Daisy interrupts the conversation by asking Winterbourne to take her out on a boat. Winterbourne, finding the impish Daisy quite charming in spite of her odd twists in conversation, agrees to row her over to the castle immediately. Mrs. Miller insists that Daisy should go inside. Winterbourne continues to act as if the plan were serious. When Eugenio shows up to announce the hour, Mrs. Miller appeals to him to convince Daisy that she should not go for the midnight row. He is horrified at the thought that any young lady would actually go out at night with a gentleman. After listening to Eugenio's warnings, Daisy seems to change her mind and says that she just wanted a fuss to be made over her. Winterbourne insists they can still go. When Eugenio frigidly delivers the news that Randolph has gone to bed, Mrs. Miller exclaims "now we can go!" Daisy turns from Winterbourne, hoping he is disappointed, and says good night. The two woman, with Eugenio, go back to the hotel.

Winterbourne, thoroughly perplexed by the encounter with Daisy, is still enchanted by her and looks forward to their trip to the castle in two days. At the appointed time, he waits for her in the public hall of the hotel. When he spies her, he is dazzled by her elegant dress and nice figure. She is animated, charming, and attractive, the kind of girl that people notice. Winterbourne wants to travel in a private carriage, but Daisy wants to take the steamer filled with people. As a result, the outing takes on the characteristics of an "adventure" to Winterbourne. He is even feeling romantic.

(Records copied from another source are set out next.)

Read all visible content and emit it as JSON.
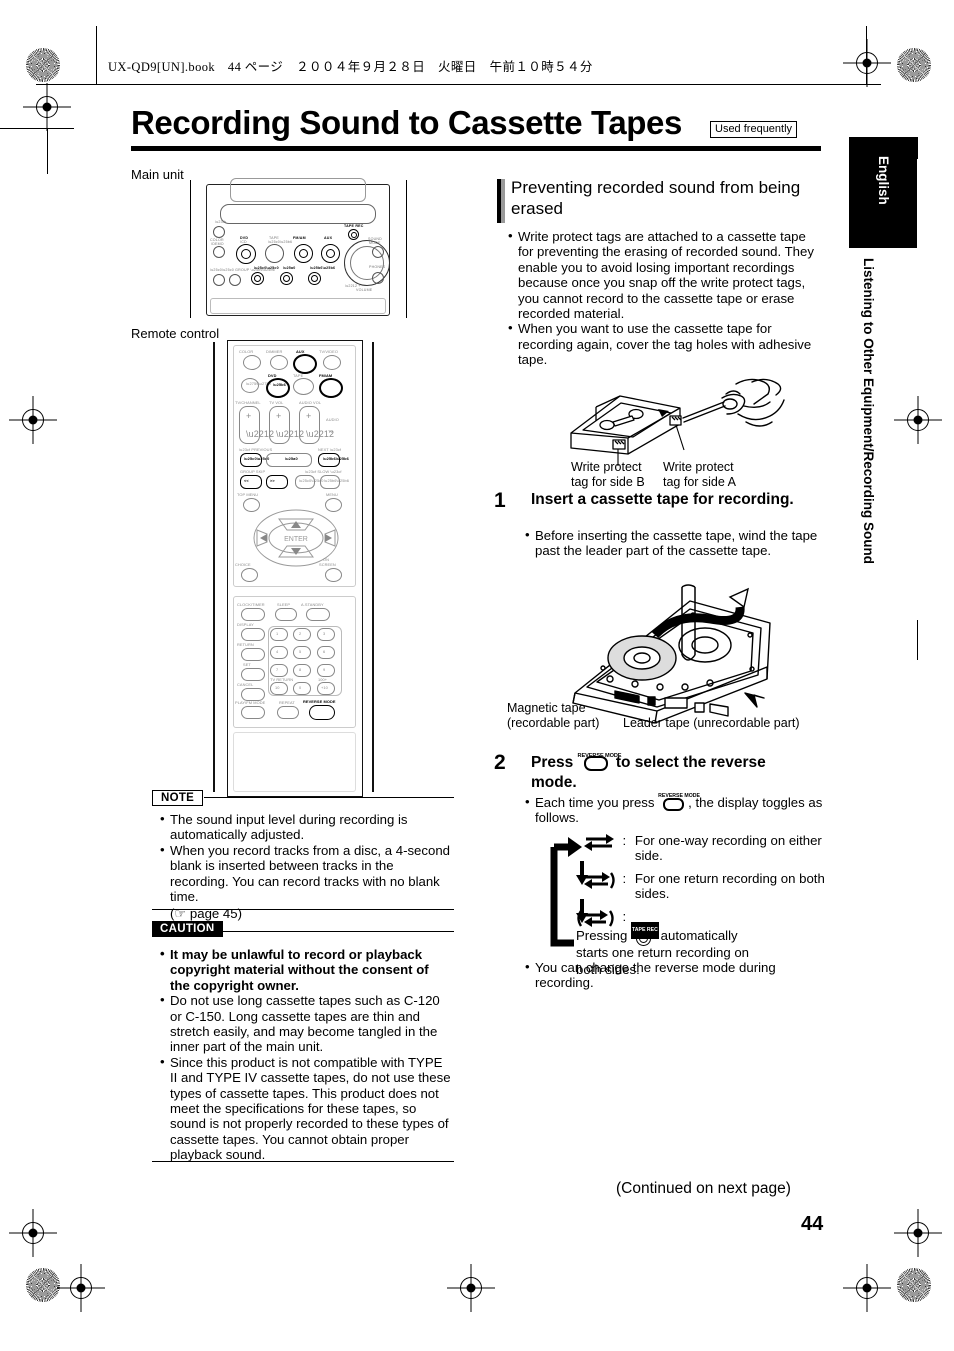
{
  "file_header": "UX-QD9[UN].book　44 ページ　２００４年９月２８日　火曜日　午前１０時５４分",
  "title": "Recording Sound to Cassette Tapes",
  "badge": "Used frequently",
  "left_column": {
    "main_unit_label": "Main unit",
    "remote_label": "Remote control",
    "main_unit_buttons": [
      "COLOR/DEMO",
      "DVD /CD ▶",
      "TAPE ◀▶",
      "FM/AM",
      "AUX",
      "TAPE REC",
      "STANDBY",
      "PHONES",
      "VOLUME",
      "GROUP"
    ],
    "remote_buttons": [
      "COLOR",
      "DIMMER",
      "AUX",
      "TV/VIDEO",
      "DVD",
      "TAPE",
      "FM/AM",
      "TV/CHANNEL",
      "TV VOL",
      "AUDIO VOL",
      "AUDIO",
      "TV",
      "PREVIOUS",
      "NEXT",
      "GROUP SKIP",
      "SLOW",
      "TOP MENU",
      "MENU",
      "ENTER",
      "CHOICE",
      "ON SCREEN",
      "CLOCK/TIMER",
      "SLEEP",
      "A.STANDBY",
      "DISPLAY",
      "RETURN",
      "SET",
      "CANCEL",
      "TV RETURN",
      "100+",
      "PLAY/FM MODE",
      "REPEAT",
      "REVERSE MODE"
    ],
    "keypad": [
      "1",
      "2",
      "3",
      "4",
      "5",
      "6",
      "7",
      "8",
      "9",
      "10",
      "0",
      "+10"
    ],
    "note": {
      "tag": "NOTE",
      "items": [
        "The sound input level during recording is automatically adjusted.",
        "When you record tracks from a disc, a 4-second blank is inserted between tracks in the recording. You can record tracks with no blank time."
      ],
      "reference": "page 45"
    },
    "caution": {
      "tag": "CAUTION",
      "items": [
        {
          "bold": true,
          "text": "It may be unlawful to record or playback copyright material without the consent of the copyright owner."
        },
        {
          "bold": false,
          "text": "Do not use long cassette tapes such as C-120 or C-150. Long cassette tapes are thin and stretch easily, and may become tangled in the inner part of the main unit."
        },
        {
          "bold": false,
          "text": "Since this product is not compatible with TYPE II and TYPE IV cassette tapes, do not use these types of cassette tapes. This product does not meet the specifications for these tapes, so sound is not properly recorded to these types of cassette tapes. You cannot obtain proper playback sound."
        }
      ]
    }
  },
  "right_column": {
    "section_heading": "Preventing recorded sound from being erased",
    "section_bullets": [
      "Write protect tags are attached to a cassette tape for preventing the erasing of recorded sound. They enable you to avoid losing important recordings because once you snap off the write protect tags, you cannot record to the cassette tape or erase recorded material.",
      "When you want to use the cassette tape for recording again, cover the tag holes with adhesive tape."
    ],
    "figure1": {
      "label_b": "Write protect\ntag for side B",
      "label_a": "Write protect\ntag for side A"
    },
    "step1": {
      "number": "1",
      "heading": "Insert a cassette tape for recording.",
      "bullets": [
        "Before inserting the cassette tape, wind the tape past the leader part of the cassette tape."
      ]
    },
    "figure2": {
      "label_left": "Magnetic tape\n(recordable part)",
      "label_right": "Leader tape (unrecordable part)"
    },
    "step2": {
      "number": "2",
      "heading_pre": "Press",
      "heading_post": "to select the reverse",
      "heading_line2": "mode.",
      "button_label": "REVERSE MODE",
      "bullet_pre": "Each time you press",
      "bullet_post": ", the display toggles as follows.",
      "modes": [
        {
          "symbol": "one-way",
          "text": "For one-way recording on either side."
        },
        {
          "symbol": "one-return",
          "text": "For one return recording on both sides."
        },
        {
          "symbol": "auto-return",
          "text_pre": "Pressing",
          "button": "TAPE REC",
          "text_post": "automatically starts one return recording on both sides."
        }
      ],
      "closing_bullet": "You can change the reverse mode during recording."
    }
  },
  "side_tab": {
    "language": "English",
    "chapter": "Listening to Other Equipment/Recording Sound"
  },
  "footer": {
    "continued": "(Continued on next page)",
    "page_number": "44"
  }
}
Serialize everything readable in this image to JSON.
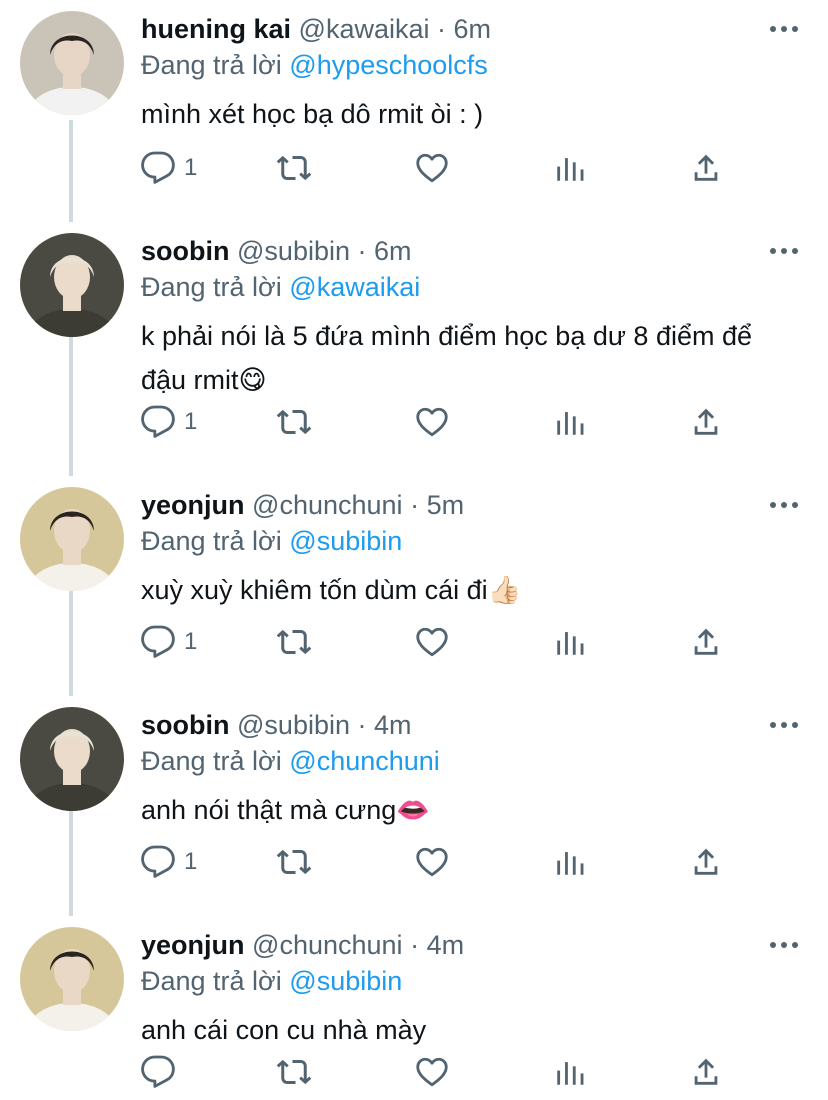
{
  "reply_prefix": "Đang trả lời",
  "colors": {
    "mention": "#1d9bf0",
    "secondary": "#536471",
    "thread_line": "#cfd9de"
  },
  "tweets": [
    {
      "name": "huening kai",
      "handle": "@kawaikai",
      "dot": "·",
      "time": "6m",
      "reply_to": "@hypeschoolcfs",
      "text": "mình xét học bạ dô rmit òi : )",
      "emoji": "",
      "reply_count": "1",
      "avatar": "avatar-photo"
    },
    {
      "name": "soobin",
      "handle": "@subibin",
      "dot": "·",
      "time": "6m",
      "reply_to": "@kawaikai",
      "text": "k phải nói là 5 đứa mình điểm học bạ dư 8 điểm để đậu rmit",
      "emoji": "😋",
      "reply_count": "1",
      "avatar": "avatar-photo"
    },
    {
      "name": "yeonjun",
      "handle": "@chunchuni",
      "dot": "·",
      "time": "5m",
      "reply_to": "@subibin",
      "text": "xuỳ xuỳ khiêm tốn dùm cái đi",
      "emoji": "👍🏻",
      "reply_count": "1",
      "avatar": "avatar-photo"
    },
    {
      "name": "soobin",
      "handle": "@subibin",
      "dot": "·",
      "time": "4m",
      "reply_to": "@chunchuni",
      "text": "anh nói thật mà cưng",
      "emoji": "👄",
      "reply_count": "1",
      "avatar": "avatar-photo"
    },
    {
      "name": "yeonjun",
      "handle": "@chunchuni",
      "dot": "·",
      "time": "4m",
      "reply_to": "@subibin",
      "text": "anh cái con cu nhà mày",
      "emoji": "",
      "reply_count": "",
      "avatar": "avatar-photo"
    }
  ]
}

On shore, Daisy listens to Winterbourne talk about the castle, but it is obvious to him that his "tour" makes very little impression on her. In fact, she changes the subject and asks Winterbourne about himself. She is impressed with his answers and exclaims that she has never met a man who knew so much. She suggests that he consider traveling with her family in order to teach Randolph, but he explains that he has other occupations. She points out that he does not have a business and questions why he is going back to Geneva. When she finds out he is leaving the next day, Daisy berates him for ten minutes, calling him horrid and threatening to go back to the hotel alone. Through the rest of their trip, Daisy continues to ignore the beauty of the castle and the lake while she complains about his "mysterious charmer" in Geneva, which he denies having. Winterbourne is totally perplexed by Daisy's behavior and amazed at her innocence and crudity.

As they end their outing at the castle, Daisy asks Winterbourne to visit her in Rome during the winter. He states that he has already planned a winter trip to Rome with his aunt. In her same flirtatious manner, Daisy insists that he come for her, not his aunt. Back at the hotel, Winterbourne tells his aunt where he has been and with whom. When she finds that the two of them went alone, she is again appalled at Daisy's forward and improper behavior and thankful that she has not agreed to meet Daisy.